Me llega un libro para completar El Librero, y luego de ojearlo lo dejé en la mesa donde están los pendientes; cuando fui a buscarlo para leerlo y hacer la nota, no lo encontré; revolvimos las recámaras, la habitación, todos los libreros, todos los sitios a donde pudo haber caminado; recordé el ensayo de Juan García Ponce sobre los libros prestados; luego de tres días desesperantes me convencí de que lo había puesto en un paquete de libros que regresaría al periódico, y fui a comprarlo a la Rosario Castellanos, pero el viernes 5 cerraron a mediodía; el sábado 6 no lo encontraron aunque su página de internet asegura que sí lo tenían; le escribí al editor, quien con amabilidad me ofreció un ejemplar; tres días después de que entregué la nota encontramos el libro escondido en una chamarra que no me había puesto en más de un mes. Fuimos de librerías y nos topamos, jubilosos, con el primer libro de Kazantzakis, y un tomo de cuentos de Robert Graves. Sin pensarlo, los compramos, sobre todo porque estaban muy baratos. Si lo hubiéramos pensado nos hubiéramos abstenido; ambos los teníamos; como consuelo, el de Graves tiene otro título, pero recordamos que ya habíamos leído los cuentos. Help!
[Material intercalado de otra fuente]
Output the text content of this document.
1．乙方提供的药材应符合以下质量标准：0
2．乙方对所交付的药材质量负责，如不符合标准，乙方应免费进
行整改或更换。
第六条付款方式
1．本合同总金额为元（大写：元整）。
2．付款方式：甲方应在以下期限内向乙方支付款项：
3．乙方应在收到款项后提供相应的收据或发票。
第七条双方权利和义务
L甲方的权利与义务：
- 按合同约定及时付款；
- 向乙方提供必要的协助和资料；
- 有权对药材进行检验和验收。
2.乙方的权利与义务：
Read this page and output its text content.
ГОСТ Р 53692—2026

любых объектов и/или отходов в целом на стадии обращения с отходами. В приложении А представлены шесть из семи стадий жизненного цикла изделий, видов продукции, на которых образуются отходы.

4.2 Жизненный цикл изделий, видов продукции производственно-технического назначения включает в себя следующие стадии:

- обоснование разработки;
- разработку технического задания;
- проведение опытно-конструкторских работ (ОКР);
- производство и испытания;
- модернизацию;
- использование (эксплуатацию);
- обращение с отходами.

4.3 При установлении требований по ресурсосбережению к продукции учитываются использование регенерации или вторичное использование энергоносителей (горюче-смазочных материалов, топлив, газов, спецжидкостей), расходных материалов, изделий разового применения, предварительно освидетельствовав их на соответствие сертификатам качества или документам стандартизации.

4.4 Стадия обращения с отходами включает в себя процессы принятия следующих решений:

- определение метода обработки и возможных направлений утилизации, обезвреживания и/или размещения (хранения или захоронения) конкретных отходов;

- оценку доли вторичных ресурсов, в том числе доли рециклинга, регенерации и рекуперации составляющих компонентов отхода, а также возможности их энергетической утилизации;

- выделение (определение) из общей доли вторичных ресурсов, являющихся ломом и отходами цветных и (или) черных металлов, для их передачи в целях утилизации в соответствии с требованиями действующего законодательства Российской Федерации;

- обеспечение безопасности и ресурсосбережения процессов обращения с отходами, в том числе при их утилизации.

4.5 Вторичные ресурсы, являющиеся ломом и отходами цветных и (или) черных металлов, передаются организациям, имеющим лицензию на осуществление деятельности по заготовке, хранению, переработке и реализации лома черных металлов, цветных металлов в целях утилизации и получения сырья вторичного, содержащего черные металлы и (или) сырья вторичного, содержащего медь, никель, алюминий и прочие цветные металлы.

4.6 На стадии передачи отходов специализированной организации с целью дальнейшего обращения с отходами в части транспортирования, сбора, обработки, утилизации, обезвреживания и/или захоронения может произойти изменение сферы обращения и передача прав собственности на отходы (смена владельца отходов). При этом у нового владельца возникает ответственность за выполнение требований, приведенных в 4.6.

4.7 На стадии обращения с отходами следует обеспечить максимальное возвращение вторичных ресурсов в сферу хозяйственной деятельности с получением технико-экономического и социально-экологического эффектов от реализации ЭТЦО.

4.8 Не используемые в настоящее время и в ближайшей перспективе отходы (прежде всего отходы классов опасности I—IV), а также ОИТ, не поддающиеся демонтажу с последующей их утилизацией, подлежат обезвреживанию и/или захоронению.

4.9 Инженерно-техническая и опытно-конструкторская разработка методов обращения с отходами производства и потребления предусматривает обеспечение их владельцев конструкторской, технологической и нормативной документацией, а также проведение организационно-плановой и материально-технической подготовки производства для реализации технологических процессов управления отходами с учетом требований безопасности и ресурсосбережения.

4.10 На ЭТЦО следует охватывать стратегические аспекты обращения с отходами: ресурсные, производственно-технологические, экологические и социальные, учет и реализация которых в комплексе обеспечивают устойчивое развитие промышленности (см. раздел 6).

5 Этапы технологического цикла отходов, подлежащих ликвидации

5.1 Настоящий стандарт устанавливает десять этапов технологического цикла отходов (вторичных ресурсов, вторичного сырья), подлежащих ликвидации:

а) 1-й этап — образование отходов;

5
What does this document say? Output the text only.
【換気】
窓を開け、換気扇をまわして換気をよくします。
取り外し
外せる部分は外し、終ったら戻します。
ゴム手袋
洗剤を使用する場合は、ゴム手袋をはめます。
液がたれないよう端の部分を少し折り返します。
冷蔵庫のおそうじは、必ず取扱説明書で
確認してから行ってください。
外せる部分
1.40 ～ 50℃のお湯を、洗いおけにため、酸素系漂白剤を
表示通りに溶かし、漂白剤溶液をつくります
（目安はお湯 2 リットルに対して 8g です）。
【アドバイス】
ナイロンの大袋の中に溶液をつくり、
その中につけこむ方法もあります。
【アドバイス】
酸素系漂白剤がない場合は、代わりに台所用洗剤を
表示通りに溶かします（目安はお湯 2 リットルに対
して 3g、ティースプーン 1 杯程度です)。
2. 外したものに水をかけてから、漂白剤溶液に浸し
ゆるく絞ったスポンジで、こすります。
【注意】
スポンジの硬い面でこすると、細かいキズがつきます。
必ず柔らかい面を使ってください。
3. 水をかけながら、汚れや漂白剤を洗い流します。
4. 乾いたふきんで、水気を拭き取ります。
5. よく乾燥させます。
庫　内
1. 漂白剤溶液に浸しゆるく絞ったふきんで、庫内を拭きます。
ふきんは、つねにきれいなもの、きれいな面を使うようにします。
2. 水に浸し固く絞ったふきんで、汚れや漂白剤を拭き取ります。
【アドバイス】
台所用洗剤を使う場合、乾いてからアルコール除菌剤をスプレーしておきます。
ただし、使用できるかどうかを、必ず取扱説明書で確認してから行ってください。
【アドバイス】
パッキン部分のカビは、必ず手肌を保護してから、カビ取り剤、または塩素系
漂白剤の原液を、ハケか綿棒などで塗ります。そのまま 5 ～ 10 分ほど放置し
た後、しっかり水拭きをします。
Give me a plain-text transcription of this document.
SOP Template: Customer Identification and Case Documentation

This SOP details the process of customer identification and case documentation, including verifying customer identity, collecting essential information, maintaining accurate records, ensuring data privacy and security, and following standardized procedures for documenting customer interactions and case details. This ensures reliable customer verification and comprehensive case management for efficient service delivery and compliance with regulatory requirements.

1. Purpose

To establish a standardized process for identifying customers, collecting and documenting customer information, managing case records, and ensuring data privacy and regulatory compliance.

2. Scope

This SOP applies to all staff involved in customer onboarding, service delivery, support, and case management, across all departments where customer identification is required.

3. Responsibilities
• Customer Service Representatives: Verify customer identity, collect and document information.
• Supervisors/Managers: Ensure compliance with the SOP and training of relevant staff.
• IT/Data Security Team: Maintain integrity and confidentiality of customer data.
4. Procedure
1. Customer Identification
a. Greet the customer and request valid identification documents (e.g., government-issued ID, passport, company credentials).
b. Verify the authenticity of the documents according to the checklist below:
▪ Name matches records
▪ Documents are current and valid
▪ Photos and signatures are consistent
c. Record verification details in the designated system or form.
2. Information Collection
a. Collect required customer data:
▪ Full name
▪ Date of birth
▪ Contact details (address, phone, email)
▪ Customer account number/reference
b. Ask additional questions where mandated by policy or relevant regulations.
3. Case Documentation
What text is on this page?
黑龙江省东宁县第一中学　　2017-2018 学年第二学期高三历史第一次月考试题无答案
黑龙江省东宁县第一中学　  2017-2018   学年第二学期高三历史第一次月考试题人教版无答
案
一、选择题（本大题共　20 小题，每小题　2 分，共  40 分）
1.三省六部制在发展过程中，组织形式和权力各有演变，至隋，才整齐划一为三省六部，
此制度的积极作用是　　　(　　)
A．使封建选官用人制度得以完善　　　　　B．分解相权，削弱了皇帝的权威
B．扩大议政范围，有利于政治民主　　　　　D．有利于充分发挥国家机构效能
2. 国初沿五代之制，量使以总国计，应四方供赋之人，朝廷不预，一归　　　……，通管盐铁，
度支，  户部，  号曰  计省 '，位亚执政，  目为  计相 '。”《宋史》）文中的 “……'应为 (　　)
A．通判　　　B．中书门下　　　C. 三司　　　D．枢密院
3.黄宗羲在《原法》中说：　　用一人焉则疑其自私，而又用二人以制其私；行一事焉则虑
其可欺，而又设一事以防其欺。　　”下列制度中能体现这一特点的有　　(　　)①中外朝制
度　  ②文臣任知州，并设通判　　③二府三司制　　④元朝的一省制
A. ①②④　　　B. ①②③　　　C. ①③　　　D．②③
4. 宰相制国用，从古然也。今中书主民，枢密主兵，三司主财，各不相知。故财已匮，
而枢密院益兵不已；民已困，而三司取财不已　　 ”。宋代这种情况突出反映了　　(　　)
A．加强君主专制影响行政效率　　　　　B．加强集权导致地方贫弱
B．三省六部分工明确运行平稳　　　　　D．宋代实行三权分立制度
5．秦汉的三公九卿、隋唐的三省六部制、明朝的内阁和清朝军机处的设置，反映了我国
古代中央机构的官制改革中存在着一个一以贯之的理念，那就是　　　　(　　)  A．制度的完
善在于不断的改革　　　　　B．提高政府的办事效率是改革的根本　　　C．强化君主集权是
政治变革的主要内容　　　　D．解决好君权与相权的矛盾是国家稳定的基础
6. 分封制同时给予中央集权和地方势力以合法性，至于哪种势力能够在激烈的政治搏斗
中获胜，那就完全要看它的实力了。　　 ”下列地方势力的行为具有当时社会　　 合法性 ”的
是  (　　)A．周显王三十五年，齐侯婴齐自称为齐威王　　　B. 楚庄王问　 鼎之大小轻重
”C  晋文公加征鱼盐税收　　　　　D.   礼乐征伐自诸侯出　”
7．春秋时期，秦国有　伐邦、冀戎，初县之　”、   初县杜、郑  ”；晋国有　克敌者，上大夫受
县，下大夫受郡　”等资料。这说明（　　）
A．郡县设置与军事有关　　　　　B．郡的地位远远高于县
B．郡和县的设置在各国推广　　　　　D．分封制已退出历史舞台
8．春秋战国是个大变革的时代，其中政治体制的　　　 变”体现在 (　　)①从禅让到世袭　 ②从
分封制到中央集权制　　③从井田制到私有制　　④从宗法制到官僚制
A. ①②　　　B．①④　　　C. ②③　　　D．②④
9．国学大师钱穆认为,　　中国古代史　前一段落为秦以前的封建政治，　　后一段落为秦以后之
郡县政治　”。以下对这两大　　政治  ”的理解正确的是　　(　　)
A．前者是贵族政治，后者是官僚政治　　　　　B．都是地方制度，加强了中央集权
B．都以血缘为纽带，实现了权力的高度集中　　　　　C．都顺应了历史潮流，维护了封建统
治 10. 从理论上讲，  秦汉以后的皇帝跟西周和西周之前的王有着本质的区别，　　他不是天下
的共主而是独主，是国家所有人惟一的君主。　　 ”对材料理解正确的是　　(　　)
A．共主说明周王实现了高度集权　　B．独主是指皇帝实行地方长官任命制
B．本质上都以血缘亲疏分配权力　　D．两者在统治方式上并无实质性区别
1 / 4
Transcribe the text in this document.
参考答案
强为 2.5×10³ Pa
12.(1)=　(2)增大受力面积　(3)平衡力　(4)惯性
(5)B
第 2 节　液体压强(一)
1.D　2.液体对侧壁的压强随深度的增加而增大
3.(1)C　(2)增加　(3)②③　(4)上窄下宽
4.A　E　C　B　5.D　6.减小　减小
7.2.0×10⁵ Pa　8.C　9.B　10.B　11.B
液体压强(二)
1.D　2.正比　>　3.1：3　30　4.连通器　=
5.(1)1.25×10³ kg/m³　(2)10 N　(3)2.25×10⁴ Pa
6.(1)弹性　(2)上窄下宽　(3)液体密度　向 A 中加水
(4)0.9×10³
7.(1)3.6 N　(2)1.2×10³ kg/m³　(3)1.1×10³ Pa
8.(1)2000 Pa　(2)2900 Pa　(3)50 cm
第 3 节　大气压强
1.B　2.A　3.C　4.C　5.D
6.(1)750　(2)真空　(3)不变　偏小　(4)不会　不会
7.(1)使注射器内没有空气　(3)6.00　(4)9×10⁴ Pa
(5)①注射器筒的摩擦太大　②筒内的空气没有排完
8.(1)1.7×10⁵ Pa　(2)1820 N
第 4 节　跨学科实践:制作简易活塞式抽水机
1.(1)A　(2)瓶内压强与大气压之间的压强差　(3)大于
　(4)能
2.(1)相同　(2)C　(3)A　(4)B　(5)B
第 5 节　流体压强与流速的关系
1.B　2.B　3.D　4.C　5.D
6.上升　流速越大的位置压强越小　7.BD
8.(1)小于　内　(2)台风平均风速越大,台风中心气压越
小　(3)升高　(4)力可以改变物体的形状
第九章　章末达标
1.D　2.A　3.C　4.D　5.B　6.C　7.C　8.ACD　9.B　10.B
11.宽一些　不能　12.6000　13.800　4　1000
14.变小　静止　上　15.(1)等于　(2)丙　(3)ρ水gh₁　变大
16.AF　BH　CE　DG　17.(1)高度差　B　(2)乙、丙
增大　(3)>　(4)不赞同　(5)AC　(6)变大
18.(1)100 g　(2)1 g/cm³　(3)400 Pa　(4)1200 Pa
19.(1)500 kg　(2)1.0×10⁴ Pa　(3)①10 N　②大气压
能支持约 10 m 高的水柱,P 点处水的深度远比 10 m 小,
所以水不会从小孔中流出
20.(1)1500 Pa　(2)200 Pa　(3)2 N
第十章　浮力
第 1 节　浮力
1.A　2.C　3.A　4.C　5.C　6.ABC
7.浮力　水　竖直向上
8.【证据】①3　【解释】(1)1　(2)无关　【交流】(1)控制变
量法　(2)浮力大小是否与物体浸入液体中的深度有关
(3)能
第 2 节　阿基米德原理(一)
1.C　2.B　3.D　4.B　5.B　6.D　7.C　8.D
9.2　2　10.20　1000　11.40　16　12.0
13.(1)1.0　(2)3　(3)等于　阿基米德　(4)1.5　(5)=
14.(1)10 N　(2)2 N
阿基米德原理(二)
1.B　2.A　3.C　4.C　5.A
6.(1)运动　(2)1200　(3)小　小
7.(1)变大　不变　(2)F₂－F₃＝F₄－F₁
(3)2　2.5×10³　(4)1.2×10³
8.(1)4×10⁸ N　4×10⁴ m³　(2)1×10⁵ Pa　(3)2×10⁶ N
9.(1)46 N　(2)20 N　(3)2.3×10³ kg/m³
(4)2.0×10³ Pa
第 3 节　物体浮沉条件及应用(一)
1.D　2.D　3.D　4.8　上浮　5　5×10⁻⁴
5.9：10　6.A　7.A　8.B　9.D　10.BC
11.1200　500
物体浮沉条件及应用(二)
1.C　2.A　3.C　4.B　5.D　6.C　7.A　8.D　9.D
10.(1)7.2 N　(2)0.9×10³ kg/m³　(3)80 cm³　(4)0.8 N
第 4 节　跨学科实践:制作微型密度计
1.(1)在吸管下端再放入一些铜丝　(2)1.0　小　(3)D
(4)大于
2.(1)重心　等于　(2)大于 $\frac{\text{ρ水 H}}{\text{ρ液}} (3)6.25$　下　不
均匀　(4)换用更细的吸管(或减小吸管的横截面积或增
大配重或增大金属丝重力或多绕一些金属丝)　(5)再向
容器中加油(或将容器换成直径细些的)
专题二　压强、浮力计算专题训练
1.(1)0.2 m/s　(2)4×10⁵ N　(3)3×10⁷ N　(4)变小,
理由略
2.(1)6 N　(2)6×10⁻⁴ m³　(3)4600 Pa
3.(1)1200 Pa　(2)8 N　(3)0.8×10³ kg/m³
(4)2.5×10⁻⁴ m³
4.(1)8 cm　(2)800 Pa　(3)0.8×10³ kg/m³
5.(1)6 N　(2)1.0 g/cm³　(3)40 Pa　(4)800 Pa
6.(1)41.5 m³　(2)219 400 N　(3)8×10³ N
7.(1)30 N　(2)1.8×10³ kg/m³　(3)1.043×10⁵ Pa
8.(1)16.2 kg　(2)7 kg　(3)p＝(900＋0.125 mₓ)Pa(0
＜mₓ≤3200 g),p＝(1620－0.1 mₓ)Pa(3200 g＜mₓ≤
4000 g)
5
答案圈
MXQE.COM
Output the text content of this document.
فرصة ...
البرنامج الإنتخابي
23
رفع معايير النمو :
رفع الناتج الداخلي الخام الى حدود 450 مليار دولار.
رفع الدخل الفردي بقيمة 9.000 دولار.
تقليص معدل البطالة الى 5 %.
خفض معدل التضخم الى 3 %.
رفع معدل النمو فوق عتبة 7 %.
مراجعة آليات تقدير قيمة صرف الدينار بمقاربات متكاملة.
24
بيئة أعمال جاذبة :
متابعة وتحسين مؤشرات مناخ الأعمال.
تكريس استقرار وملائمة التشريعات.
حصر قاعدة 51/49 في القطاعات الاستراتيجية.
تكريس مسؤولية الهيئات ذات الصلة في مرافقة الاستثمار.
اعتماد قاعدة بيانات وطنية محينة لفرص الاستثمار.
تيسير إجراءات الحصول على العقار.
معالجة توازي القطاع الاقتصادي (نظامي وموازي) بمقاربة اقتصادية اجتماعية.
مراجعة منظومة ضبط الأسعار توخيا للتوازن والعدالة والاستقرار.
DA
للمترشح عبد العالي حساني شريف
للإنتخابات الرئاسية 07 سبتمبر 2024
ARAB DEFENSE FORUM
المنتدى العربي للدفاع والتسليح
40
Pese a la muerte de Johnny Laboriel, continúa la caravana que presenta a los que en los años sesenta hicieron furor con sus versiones en español de los éxitos de grupos, conjuntos y cantantes estadounidenses. En esta semana comienza algo parecido en Inglaterra, una gira que concluirá en enero, sólo que los integrantes de esa caravana son Gerry and the Pacemaker, The Searchers, Brian Poole and the Hawkes (Brian Poole era el cantante y líder de The Tremelous, el conjunto que se quedó con el contrato de Decca, venciendo a otros candidatos, como The Beatles), The Zombies, The Animals, The Yardbirds, Maggie Bell y Spencer Davis (sin Steve Winwood); no todos traen a los integrantes originales, pero un alto porcentaje es de quienes formaron esos grupos. Y por otro lado, también por esas fechas, Eric Clapton, que inició su carrera muy poco después que Angélica María, sigue presentándose con éxito, sólo que no por lana, sino por mantenerse en forma.

1 comentario:

esemendiola dijo...

Dejo este comentario, Eduardo, como prueba de que leo tus errataspuntocom con asiduidad. Realmente son textos que hacen pensar e inspiran, por todo; pero bien sabes que admiro y envidio tu prosa tanto como tu memoria y la(s)vida(s)que has vivido. Gracias por tu escritura. Es más que un motivo de orgullo considerarme tu cuate y colega. Recibe mi abrazo.